Tuesday, 22 July 2025

Use DefaultAzureCredential with C# to Work with Azure Cosmos DB Data Using "Cosmos DB Built-in Data Contributor" RBAC

 We have discussed "Add Cosmos DB Built-in Roles to Resource Identities via Terraform to Allow Role Based Access to Data in Cosmos DB" in the previous post. Now that the data constributor roles are setup in Azure Cosmos DB, let's look at how to write a simple code to access,  create Cosmos DB data using DefaultAzureCredential with C#.

The expection is to get document data created in Cosmos DB as similar to shown below.



Let's look at the step by step how we can use DefaultAzureCredential to work with Cosmos DB data.

First we need to refe to below NuGet packages. We need to refer Newtonsoft.Json as it is a prerequisite for Microsoft.Azure.Cosmos .

<ItemGroup>
    <PackageReference Include="Azure.Identity" Version="1.14.2" />
    <PackageReference Include="Microsoft.Azure.Cosmos" Version="3.52.1" />
    <PackageReference Include="Newtonsoft.Json" Version="13.0.3" />
  </ItemGroup>

Then we can create DefaultAzureCredential and create aconnection to Cosmos DB as shown below.

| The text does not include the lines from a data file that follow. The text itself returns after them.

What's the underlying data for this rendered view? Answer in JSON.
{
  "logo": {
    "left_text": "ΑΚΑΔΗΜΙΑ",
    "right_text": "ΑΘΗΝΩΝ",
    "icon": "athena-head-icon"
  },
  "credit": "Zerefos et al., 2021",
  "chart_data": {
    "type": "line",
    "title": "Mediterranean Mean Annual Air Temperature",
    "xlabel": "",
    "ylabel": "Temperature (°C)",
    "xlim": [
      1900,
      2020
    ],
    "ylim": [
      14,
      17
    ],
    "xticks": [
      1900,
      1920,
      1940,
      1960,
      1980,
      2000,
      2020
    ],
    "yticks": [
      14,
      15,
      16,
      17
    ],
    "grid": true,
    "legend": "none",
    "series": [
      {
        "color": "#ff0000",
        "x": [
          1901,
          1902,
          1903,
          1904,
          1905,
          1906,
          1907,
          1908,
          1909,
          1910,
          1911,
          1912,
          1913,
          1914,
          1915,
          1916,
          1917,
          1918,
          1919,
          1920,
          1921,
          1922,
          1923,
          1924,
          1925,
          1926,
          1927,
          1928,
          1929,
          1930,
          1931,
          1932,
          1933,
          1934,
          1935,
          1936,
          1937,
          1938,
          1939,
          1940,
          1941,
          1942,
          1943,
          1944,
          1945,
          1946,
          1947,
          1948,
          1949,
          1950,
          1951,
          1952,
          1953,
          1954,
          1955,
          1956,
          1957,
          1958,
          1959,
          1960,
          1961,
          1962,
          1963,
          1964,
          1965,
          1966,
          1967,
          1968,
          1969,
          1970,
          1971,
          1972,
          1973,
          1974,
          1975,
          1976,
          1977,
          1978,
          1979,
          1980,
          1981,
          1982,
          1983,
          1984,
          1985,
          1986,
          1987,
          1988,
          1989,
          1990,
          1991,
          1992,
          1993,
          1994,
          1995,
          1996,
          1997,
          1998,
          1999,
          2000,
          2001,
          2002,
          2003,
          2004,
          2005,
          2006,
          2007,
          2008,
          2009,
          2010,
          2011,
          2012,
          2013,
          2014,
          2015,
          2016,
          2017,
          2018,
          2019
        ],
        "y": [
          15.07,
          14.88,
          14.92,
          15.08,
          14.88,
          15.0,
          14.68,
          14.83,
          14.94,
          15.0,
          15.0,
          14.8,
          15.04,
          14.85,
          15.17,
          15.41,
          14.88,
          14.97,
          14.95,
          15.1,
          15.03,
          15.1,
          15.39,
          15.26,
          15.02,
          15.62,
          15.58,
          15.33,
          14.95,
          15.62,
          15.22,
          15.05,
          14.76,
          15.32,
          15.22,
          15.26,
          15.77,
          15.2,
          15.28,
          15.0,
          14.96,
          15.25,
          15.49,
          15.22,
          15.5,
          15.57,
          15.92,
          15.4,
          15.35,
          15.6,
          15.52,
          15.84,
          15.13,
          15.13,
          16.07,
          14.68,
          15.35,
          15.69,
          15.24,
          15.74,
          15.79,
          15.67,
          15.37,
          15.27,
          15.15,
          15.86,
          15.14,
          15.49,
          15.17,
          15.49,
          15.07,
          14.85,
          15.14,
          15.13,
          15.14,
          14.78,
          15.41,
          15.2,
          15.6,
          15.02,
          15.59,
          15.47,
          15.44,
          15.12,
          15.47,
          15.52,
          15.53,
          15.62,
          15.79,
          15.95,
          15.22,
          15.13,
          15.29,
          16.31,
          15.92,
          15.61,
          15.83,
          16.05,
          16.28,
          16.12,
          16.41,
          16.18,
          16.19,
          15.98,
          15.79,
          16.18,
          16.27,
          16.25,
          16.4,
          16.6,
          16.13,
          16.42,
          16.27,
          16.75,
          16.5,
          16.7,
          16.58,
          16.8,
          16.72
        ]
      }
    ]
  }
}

// Credential class for testing on a local machine or Azure services
TokenCredential credential = new DefaultAzureCredential(
                new DefaultAzureCredentialOptions
                {
                    TenantId = "azure_tenatid"
                });

// New instance of CosmosClient class using a connection string
CosmosClient cosmosClient = new(
    accountEndpoint: "https://ch-px-dev-eus-001-cdb.documents.azure.com:443/",
    tokenCredential: credential
);

 Using the connection we can access a database and contianer in the Cosmos account.

Database cosmodDb = cosmosClient.GetDatabase("px");
Container cosmosContainer = cosmodDb.GetContainer("tenants");

await cosmosContainer.CreateItemAsync(
    item: new
    {
        id = "test-item-id",
        name = "Test Item",
        description = "This is a test item created using DefaultAzureCredential.",
        partition = "test-item-partion-key", // 👈 This is required
    },
    partitionKey: new PartitionKey("test-item-partion-key")
);

Then we can dispose the connection.

cosmosClient.Dispose();

Note that here the best practices like DI etc are not considered. The purpose was to show how to create a Cosmos DB account connection with DefaultAzureCredential. In real projects you should consider best practices to implement a singleton connection for Cosmos DB account. Full example code used in this post is available in GitHub.